Solution for 10.8 is what percent of 10.8:

10.8:10.8*100 =

(10.8*100):10.8 =

1080:10.8 = 100

Now we have: 10.8 is what percent of 10.8 = 100

Question: 10.8 is what percent of 10.8?

Percentage solution with steps:

Step 1: We make the assumption that 10.8 is 100% since it is our output value.

Step 2: We next represent the value we seek with {x}.

Step 3: From step 1, it follows that {100\%}={10.8}.

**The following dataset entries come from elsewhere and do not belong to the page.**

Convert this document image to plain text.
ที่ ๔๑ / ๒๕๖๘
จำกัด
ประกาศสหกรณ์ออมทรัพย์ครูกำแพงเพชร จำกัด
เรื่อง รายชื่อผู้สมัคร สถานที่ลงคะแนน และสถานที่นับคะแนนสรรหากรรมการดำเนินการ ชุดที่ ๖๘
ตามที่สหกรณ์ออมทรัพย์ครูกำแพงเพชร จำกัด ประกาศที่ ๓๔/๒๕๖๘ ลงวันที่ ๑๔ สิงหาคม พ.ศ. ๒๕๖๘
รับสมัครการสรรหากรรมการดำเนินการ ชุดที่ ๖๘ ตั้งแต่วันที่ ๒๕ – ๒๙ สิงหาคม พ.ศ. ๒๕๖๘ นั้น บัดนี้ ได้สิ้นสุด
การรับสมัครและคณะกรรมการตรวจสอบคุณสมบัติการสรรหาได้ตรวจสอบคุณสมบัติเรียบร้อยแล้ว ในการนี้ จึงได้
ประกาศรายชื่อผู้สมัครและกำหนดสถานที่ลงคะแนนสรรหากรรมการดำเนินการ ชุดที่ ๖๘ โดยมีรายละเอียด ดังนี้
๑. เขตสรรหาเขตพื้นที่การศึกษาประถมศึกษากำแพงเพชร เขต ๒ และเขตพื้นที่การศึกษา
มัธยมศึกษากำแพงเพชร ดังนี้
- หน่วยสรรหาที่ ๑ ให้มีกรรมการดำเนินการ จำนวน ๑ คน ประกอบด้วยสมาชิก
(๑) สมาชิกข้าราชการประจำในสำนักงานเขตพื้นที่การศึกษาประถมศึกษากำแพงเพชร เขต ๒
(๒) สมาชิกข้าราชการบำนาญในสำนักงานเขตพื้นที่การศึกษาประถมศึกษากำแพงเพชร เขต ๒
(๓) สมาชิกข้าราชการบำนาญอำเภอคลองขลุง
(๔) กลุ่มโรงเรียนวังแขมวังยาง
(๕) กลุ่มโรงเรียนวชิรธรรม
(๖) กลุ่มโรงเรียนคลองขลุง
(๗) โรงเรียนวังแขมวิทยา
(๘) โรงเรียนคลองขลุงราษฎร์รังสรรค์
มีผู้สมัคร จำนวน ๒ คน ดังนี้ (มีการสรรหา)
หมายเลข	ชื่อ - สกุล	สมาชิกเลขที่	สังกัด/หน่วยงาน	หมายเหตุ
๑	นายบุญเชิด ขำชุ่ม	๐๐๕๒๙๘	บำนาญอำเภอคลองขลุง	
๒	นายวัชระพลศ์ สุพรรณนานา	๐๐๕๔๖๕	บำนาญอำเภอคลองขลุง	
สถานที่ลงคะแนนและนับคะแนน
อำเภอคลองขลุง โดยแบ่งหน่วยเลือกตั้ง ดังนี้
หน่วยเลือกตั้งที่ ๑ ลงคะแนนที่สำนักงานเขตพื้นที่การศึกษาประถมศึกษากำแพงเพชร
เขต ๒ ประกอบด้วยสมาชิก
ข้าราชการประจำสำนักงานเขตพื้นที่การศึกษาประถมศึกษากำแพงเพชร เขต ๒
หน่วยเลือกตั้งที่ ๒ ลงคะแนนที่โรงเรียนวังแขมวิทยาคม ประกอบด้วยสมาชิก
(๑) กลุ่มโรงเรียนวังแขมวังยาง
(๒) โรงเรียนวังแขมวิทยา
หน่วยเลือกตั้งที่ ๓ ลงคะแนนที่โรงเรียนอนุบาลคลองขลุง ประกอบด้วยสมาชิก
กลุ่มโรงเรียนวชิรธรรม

Step 4: In the same vein, {x\%}={10.8}.

Step 5: This gives us a pair of simple equations:

{100\%}={10.8}(1).

{x\%}={10.8}(2).

Step 6: By simply dividing equation 1 by equation 2 and taking note of the fact that both the LHS
(left hand side) of both equations have the same unit (%); we have

\frac{100\%}{x\%}=\frac{10.8}{10.8}

Step 7: Taking the inverse (or reciprocal) of both sides yields

\frac{x\%}{100\%}=\frac{10.8}{10.8}

\Rightarrow{x} = {100\%}

Therefore, {10.8} is {100\%} of {10.8}.

Solution for 10.8 is what percent of 10.8:

10.8:10.8*100 =

(10.8*100):10.8 =

1080:10.8 = 100

Now we have: 10.8 is what percent of 10.8 = 100

Question: 10.8 is what percent of 10.8?

Percentage solution with steps:

Step 1: We make the assumption that 10.8 is 100% since it is our output value.

Step 2: We next represent the value we seek with {x}.

Step 3: From step 1, it follows that {100\%}={10.8}.

Step 4: In the same vein, {x\%}={10.8}.

Step 5: This gives us a pair of simple equations:

{100\%}={10.8}(1).

{x\%}={10.8}(2).

Step 6: By simply dividing equation 1 by equation 2 and taking note of the fact that both the LHS
(left hand side) of both equations have the same unit (%); we have

\frac{100\%}{x\%}=\frac{10.8}{10.8}

Step 7: Taking the inverse (or reciprocal) of both sides yields

\frac{x\%}{100\%}=\frac{10.8}{10.8}

\Rightarrow{x} = {100\%}

Therefore, {10.8} is {100\%} of {10.8}.